Court Opinion

ID: 6337392
Source: CourtListenerOpinion
Date Created: 2022-05-03 17:09:23.727575+00
Date Added: 2024-06-11T09:23:48.021904
License: Public Domain

Salinas v Dorrian's Rest. Bar (2022 NY Slip Op 02966)

Salinas v Dorrian's Rest. Bar

2022 NY Slip Op 02966

Decided on May 03, 2022

Appellate Division, First Department

Published by New York State Law Reporting Bureau pursuant to Judiciary Law § 431.

This opinion is uncorrected and subject to revision before publication in the Official Reports.

Decided and Entered: May 03, 2022

Before: Renwick, J.P., Kapnick, Friedman, Rodriguez, Pitt, JJ. 

Index No. 152968/13 Appeal No. 15850 Case No. 2021-01051 

[*1]Jacqueline Salinas, Plaintiff-Appellant,
vDorrian's Restaurant Bar, et al., Defendants-Respondents.

The Law Office of Thomas Torto, New York (Jason Levine of counsel), for appellant.
Shafer Partners, LLP, New York (Ondre H. Cargill of counsel), for Dorrian's Restaurant Bar, respondent.
Lewis Brisbois Bisgaard & Smith LLP, New York (Nicholas P. Hurzeler of counsel), for Eight Tots Realty Corp., respondent.

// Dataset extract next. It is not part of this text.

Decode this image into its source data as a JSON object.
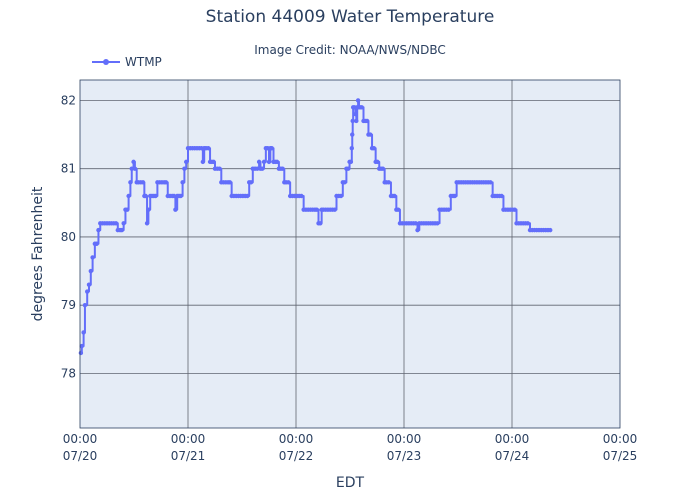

Order, Supreme Court, New York County (Margaret A. Chan, J.), entered on or about March 9, 2021, which denied plaintiff's motion for summary judgment, unanimously affirmed, without costs.
Plaintiff, a customer at a restaurant operated by defendant Dorrian's Restaurant Bar, was allegedly injured when a plywood panel came loose from a wall inside the restaurant and struck her on the head. 
The court providently exercised its discretion in considering plaintiff's motion on the merits despite its tardiness. Plaintiff demonstrated good cause based on the death of the managing partner of the law firm was representing her, as that partner was one of the attorneys handling her case (see Freire-Crespo v 345 Park Ave L.P., 122 AD3d 501, 502 [1st Dept 2014]).
Nevertheless, plaintiff failed to sustain her initial burden of demonstrating as a matter of law that defendants' negligence in securing the panel was a proximate cause of her injuries, as the record contains no testimony or photographs establishing how the panel was affixed to the wall (see McNally v Sabban, 32 AD3d 340, 341 [1st Dept 2006]). Although plaintiff's expert opined that the panel detached because it was improperly secured with a wood screw, his opinion was speculative, since none of the photographs taken on the night of the accident shed light on how the wood panel was secured, nor do they show holes in the wall or in the panel where a screw would have been placed. Indeed, the expert based his opinion on the mere presence in the photograph of a wood screw, which he stated was "evidently" used to secure the panel to the building structure.
Moreover, plaintiff failed to establish that defendants were aware that the panel was loose and could detach from the wall. Nor did plaintiff establish that a reasonable inspection would have revealed a potentially dangerous condition (see Bentley v All-Star, Inc., 179 AD3d 618 [1st Dept 2020]; Hayes v Riverbend Hous. Co., Inc., 40 AD3d 500 [1st Dept 2007], lv denied 9 NY3d 809 [2007]).
We have considered plaintiff's remaining contentions and find them unavailing.THIS CONSTITUTES THE DECISION AND ORDER
OF THE SUPREME COURT, APPELLATE DIVISION, FIRST DEPARTMENT.